Не умом, а сердцем он глуп. У него есть ум человеческий, но нет змеиной мудрости, простоты голубиной. Не понял, что значит: утаил от премудрых и открыл младенцам. Не понял, умный дурак, что тысячу раз легче было ученикам умереть, когда умер Христос, чем, оставшись в живых, поверить, что он воскрес, — что для этого нужна была бoльшая сила любви к Сыну, чем для того, чтобы проклясть Отца. О, конечно, и другие вместе с Иудой предали Господа; разбежались, покинули, думали: умер — и кончено. Не только во дворе Каиафы отрекся Петр, но и после Воскресения; так отяжелел, окаменел сердцем, что все забыл, на все махнул рукой, как будто ничего и не было: «Пойду, говорит, ловить рыбу». И вот, однако, поверил же, увидел воскресшего: «Петр, любишь ли ты Меня?» — «Ты все знаешь, Господи; Ты знаешь, что я Тебя люблю». И Фома Неверный пал к ногам Иисуса: Господь мой и Бог мой!

Поверили, потому что любили. Иуда не верит, потому что не любит.

Или чудес не бывает? А ковать железо в аду и разрушить небо — не чудо? В том-то и дело, что не просто не верит он, а не хочет воскресения; ему нужно, чтоб Христос не воскрес: ведь иначе Иуда погиб, хуже, чем погиб, — в дураках остался.

Сколько неистовых проклятий, сколько молний и громов у Искариота, а вот в предутренних сумерках тихое веяние, тихий зов:

«— Жена! Что ты плачешь? Кого ищешь?

— Господин! Если ты вынес Его, скажи мне, где ты положил Его, и я возьму Его.

— Мария!

— Раввуни!»

И свершилось чудо — единое, единственное чудо любви — Христос воскрес.

И пусть когда-нибудь «все народы, какие есть на земле, стекутся к Голгофе и найдут только позорный крест и мертвого Иисуса», — достаточно тихого зова в предутренних сумерках: «Жена! Что ты плачешь? Кого ищешь?» — чтобы вспыхнул вновь всемирный пожар, в котором истлеет, как соломинка, Иудино железо — «круг железного предначертания», «сила железного тяготения», — и все человечество воскликнет вновь: Христос воскрес!
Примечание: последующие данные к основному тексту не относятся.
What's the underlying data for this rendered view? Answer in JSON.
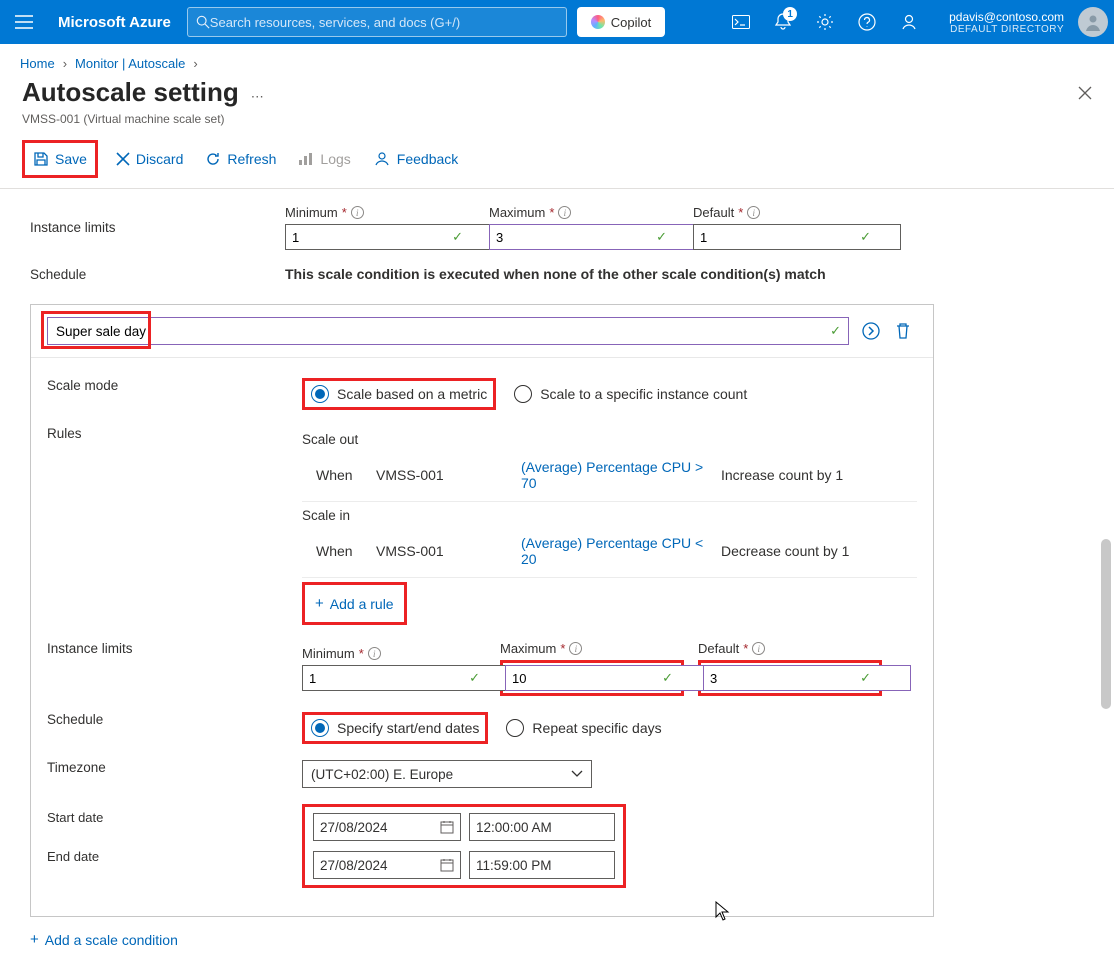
{
  "header": {
    "brand": "Microsoft Azure",
    "search_placeholder": "Search resources, services, and docs (G+/)",
    "copilot": "Copilot",
    "notification_count": "1",
    "user_email": "pdavis@contoso.com",
    "user_dir": "DEFAULT DIRECTORY"
  },
  "breadcrumb": {
    "home": "Home",
    "monitor": "Monitor | Autoscale"
  },
  "page": {
    "title": "Autoscale setting",
    "subtitle": "VMSS-001 (Virtual machine scale set)"
  },
  "toolbar": {
    "save": "Save",
    "discard": "Discard",
    "refresh": "Refresh",
    "logs": "Logs",
    "feedback": "Feedback"
  },
  "labels": {
    "instance_limits": "Instance limits",
    "schedule": "Schedule",
    "scale_mode": "Scale mode",
    "rules": "Rules",
    "timezone": "Timezone",
    "start_date": "Start date",
    "end_date": "End date",
    "minimum": "Minimum",
    "maximum": "Maximum",
    "default": "Default"
  },
  "top_condition": {
    "min": "1",
    "max": "3",
    "def": "1",
    "schedule_msg": "This scale condition is executed when none of the other scale condition(s) match"
  },
  "condition": {
    "name": "Super sale day",
    "scale_mode": {
      "metric": "Scale based on a metric",
      "count": "Scale to a specific instance count"
    },
    "rules": {
      "scale_out_title": "Scale out",
      "scale_in_title": "Scale in",
      "when": "When",
      "resource": "VMSS-001",
      "out_cond": "(Average) Percentage CPU > 70",
      "out_action": "Increase count by 1",
      "in_cond": "(Average) Percentage CPU < 20",
      "in_action": "Decrease count by 1",
      "add_rule": "Add a rule"
    },
    "limits": {
      "min": "1",
      "max": "10",
      "def": "3"
    },
    "schedule": {
      "specify": "Specify start/end dates",
      "repeat": "Repeat specific days"
    },
    "timezone": "(UTC+02:00) E. Europe",
    "start_date": "27/08/2024",
    "start_time": "12:00:00 AM",
    "end_date": "27/08/2024",
    "end_time": "11:59:00 PM"
  },
  "footer": {
    "add_condition": "Add a scale condition"
  }
}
О революции мечтает Иуда. Вот — «стерли солдат, залили по уши кровью, вырвали из земли крест и высоко над теменем земли подняли свободного Иисуса — Осанна! Осанна!» — царь Иудейский, царь всего мира. Ну и что из того? Кесарь против кесаря. Зверь против зверя, папа против императора: сначала поборются, а потом соединятся церковь с государством, меч духовный с мечом светским, железо ада с железом земли, чтобы окончательно поработить мир. Да ведь это же и произошло во всемирной истории: от Константина равноапостольного до Константина Победоносцева вся государственная церковность и церковная государственность — не что иное, как Иудина церковь, Иудино царство. Если падши поклонишься мне, я дам Тебе все царства земли.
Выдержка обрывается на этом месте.